Out of the 6,570 complaints received by the Haryana Human Rights Commission, it has disposed off 4,604 complaints while 1,996 are pending. This year alone, the commission has received around 1,865 fresh complaints, which vary from unfair investigation to registering false cases among others.
In October last year, a 14 year old boy accused of stealing pigeons succumbed to injuries allegedly inflicted on him by police officers. The boy was discovered hanging from a tree with injury marks on his body. Police officers who had taken him in for questioning had said that the boy escaped and committed suicide.
The Prakash Singh committee report, released a few months ago, also suggests that serious crimes such as murders, rapes, assaults, arson and looting occurred, while there was dereliction of duty on part of security and administrative officials during the Jat agitation demanding reservation.

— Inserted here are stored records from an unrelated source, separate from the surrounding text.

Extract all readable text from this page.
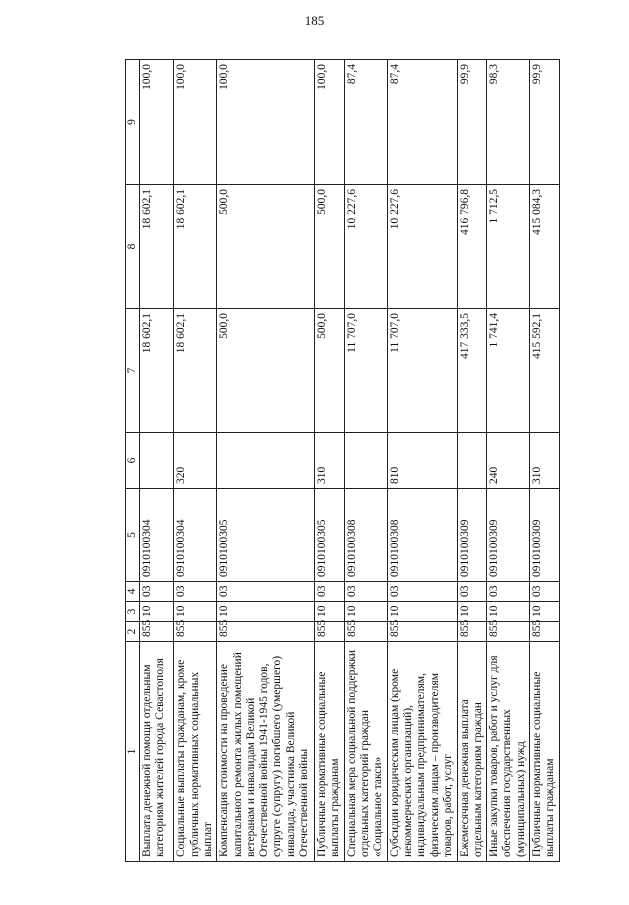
185
1	2	3	4	5	6	7	8	9
Выплата денежной помощи отдельным категориям жителей города Севастополя	855	10	03	0910100304		18 602,1	18 602,1	100,0
Социальные выплаты гражданам, кроме публичных нормативных социальных выплат	855	10	03	0910100304	320	18 602,1	18 602,1	100,0
Компенсация стоимости на проведение капитального ремонта жилых помещений ветеранам и инвалидам Великой Отечественной войны 1941-1945 годов, супруге (супругу) погибшего (умершего) инвалида, участника Великой Отечественной войны	855	10	03	0910100305		500,0	500,0	100,0
Публичные нормативные социальные выплаты гражданам	855	10	03	0910100305	310	500,0	500,0	100,0
Специальная мера социальной поддержки отдельных категорий граждан «Социальное такси»	855	10	03	0910100308		11 707,0	10 227,6	87,4
Субсидии юридическим лицам (кроме некоммерческих организаций), индивидуальным предпринимателям, физическим лицам – производителям товаров, работ, услуг	855	10	03	0910100308	810	11 707,0	10 227,6	87,4
Ежемесячная денежная выплата отдельным категориям граждан	855	10	03	0910100309		417 333,5	416 796,8	99,9
Иные закупки товаров, работ и услуг для обеспечения государственных (муниципальных) нужд	855	10	03	0910100309	240	1 741,4	1 712,5	98,3
Публичные нормативные социальные выплаты гражданам	855	10	03	0910100309	310	415 592,1	415 084,3	99,9
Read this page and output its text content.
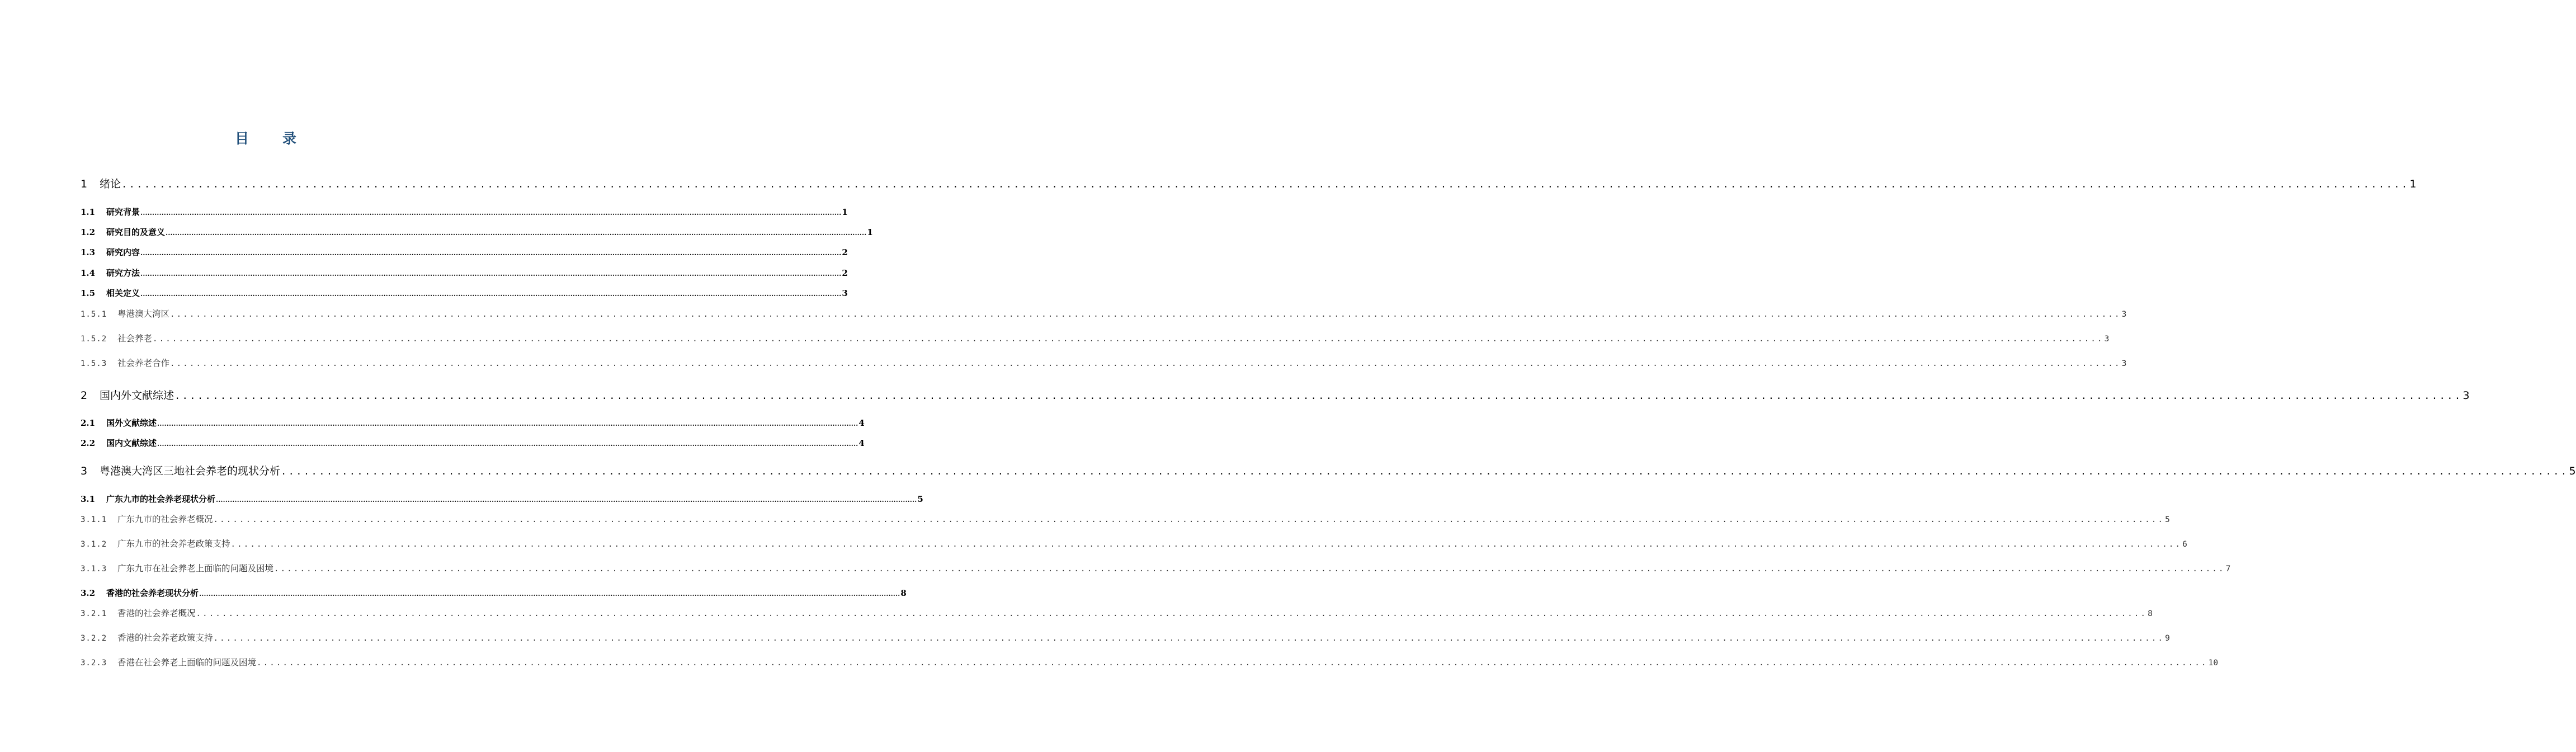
目 录
1	绪论 ............................................................................................................................................................................................................................................................................................................ 1
1.1	研究背景 ............................................................................................................................................................................................................................................................................................................ 1
1.2	研究目的及意义 ............................................................................................................................................................................................................................................................................................................ 1
1.3	研究内容 ............................................................................................................................................................................................................................................................................................................ 2
1.4	研究方法 ............................................................................................................................................................................................................................................................................................................ 2
1.5	相关定义 ............................................................................................................................................................................................................................................................................................................ 3
1.5.1	粤港澳大湾区 ............................................................................................................................................................................................................................................................................................................ 3
1.5.2	社会养老 ............................................................................................................................................................................................................................................................................................................ 3
1.5.3	社会养老合作 ............................................................................................................................................................................................................................................................................................................ 3
2	国内外文献综述 ............................................................................................................................................................................................................................................................................................................ 3
2.1	国外文献综述 ............................................................................................................................................................................................................................................................................................................ 4
2.2	国内文献综述 ............................................................................................................................................................................................................................................................................................................ 4
3	粤港澳大湾区三地社会养老的现状分析 ............................................................................................................................................................................................................................................................................................................ 5
3.1	广东九市的社会养老现状分析 ............................................................................................................................................................................................................................................................................................................ 5
3.1.1	广东九市的社会养老概况 ............................................................................................................................................................................................................................................................................................................ 5
3.1.2	广东九市的社会养老政策支持 ............................................................................................................................................................................................................................................................................................................ 6
3.1.3	广东九市在社会养老上面临的问题及困境 ............................................................................................................................................................................................................................................................................................................ 7
3.2	香港的社会养老现状分析 ............................................................................................................................................................................................................................................................................................................ 8
3.2.1	香港的社会养老概况 ............................................................................................................................................................................................................................................................................................................ 8
3.2.2	香港的社会养老政策支持 ............................................................................................................................................................................................................................................................................................................ 9
3.2.3	香港在社会养老上面临的问题及困境 ............................................................................................................................................................................................................................................................................................................ 10
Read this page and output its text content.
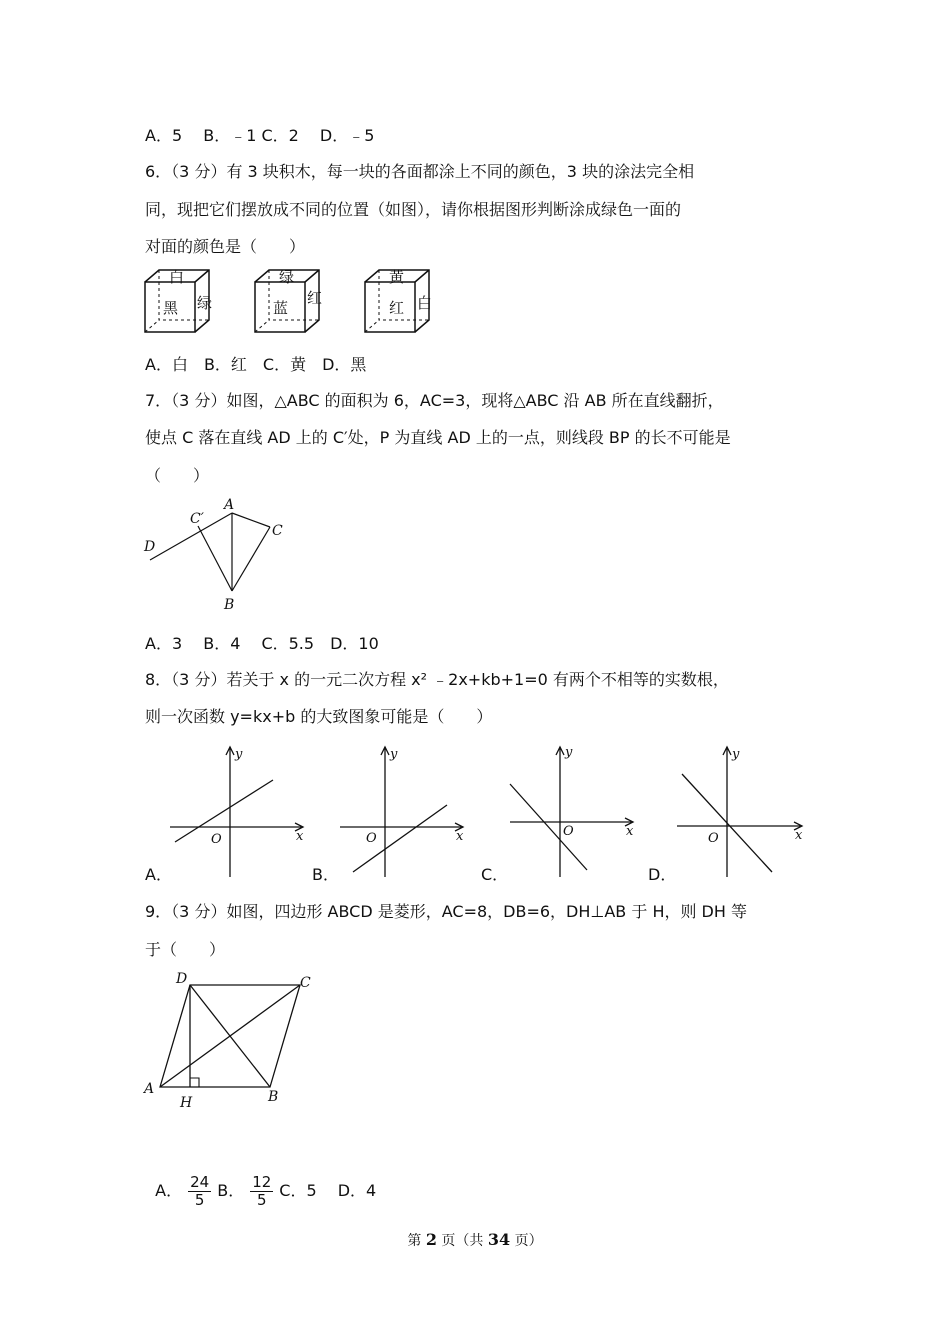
A．5　 B．﹣1 C．2　 D．﹣5
6．（3 分）有 3 块积木，每一块的各面都涂上不同的颜色，3 块的涂法完全相
同，现把它们摆放成不同的位置（如图），请你根据图形判断涂成绿色一面的
对面的颜色是（　　）
白
黑 绿
绿
蓝
红
黄
红 白
A．白　B．红　C．黄　D．黑
7．（3 分）如图，△ABC 的面积为 6，AC=3，现将△ABC 沿 AB 所在直线翻折，
使点 C 落在直线 AD 上的 C′处，P 为直线 AD 上的一点，则线段 BP 的长不可能是
（　　）
A
C′
C
D
B
A．3　 B．4　 C．5.5　D．10
8．（3 分）若关于 x 的一元二次方程 x² ﹣2x+kb+1=0 有两个不相等的实数根，
则一次函数 y=kx+b 的大致图象可能是（　　）
y
x
O
A．
y
x
O
B．
y
x
O
C．
y
x
O
D．
9．（3 分）如图，四边形 ABCD 是菱形，AC=8，DB=6，DH⊥AB 于 H，则 DH 等
于（　　）
D	C
A	B
H

A． $\frac{24}{5}$ B． $\frac{12}{5}$ C．5　 D．4

第 2 页（共 34 页）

"We received one complaint in which the aggrieved said that a case was registered against him by police for cheating on the grounds that he concealed before marriage that he was impotent. The person also claimed that police had assaulted him," Justice Vijender Jain (retd), first chairperson of Haryana Human Rights Commission, who's tenure as chairperson since ended on Aug.1, told PTI.
"On our direction, a board of doctors examined him and certified that he was actually potent. In that case, we ordered awarding of compensation and prosecution against the erring cops," he added.
Not just the state police, the Director General of Civil Aviation and the Secretary of Civil Aviation has also come under the commision's scanner in the past. The commission had issued notices to them during the Jat agitation in February. Reports suggested that some airlines were charging hefty fares for air travel between Chandigarh and Delhi when the national highway was blocked. A Public Interest Litigation in this regard was also filed later by an activist in the courts for capping and regulating of air fares.
Nobody can exploit the misery of the citizens. This case is still going on," Jain noted.
Highlighting some other issues picked up during his tenure, Jain said the commission has also played a proactive role and sought report from the Deputy Commissioners about the status of village ponds and other water bodies. The information sought pertained to pollution on these water bodies and issues with the land mafia in terms of encroachment.
"There is this perception that we do not have powers...In a judgment of the Allahabad High Court, it has been defined that our (State Human Rights Commissions') recommendations are directions...I will also say that in 99 per cent cases, Haryana Government accepted what we recommended," he said.
"The solution lies not in changing governments, but we have to change the system. Till the time the system is not changed, governments will come and go and citizens of Haryana and the country face the same set of problems...Mindset needs to be changed if we have to give good governance."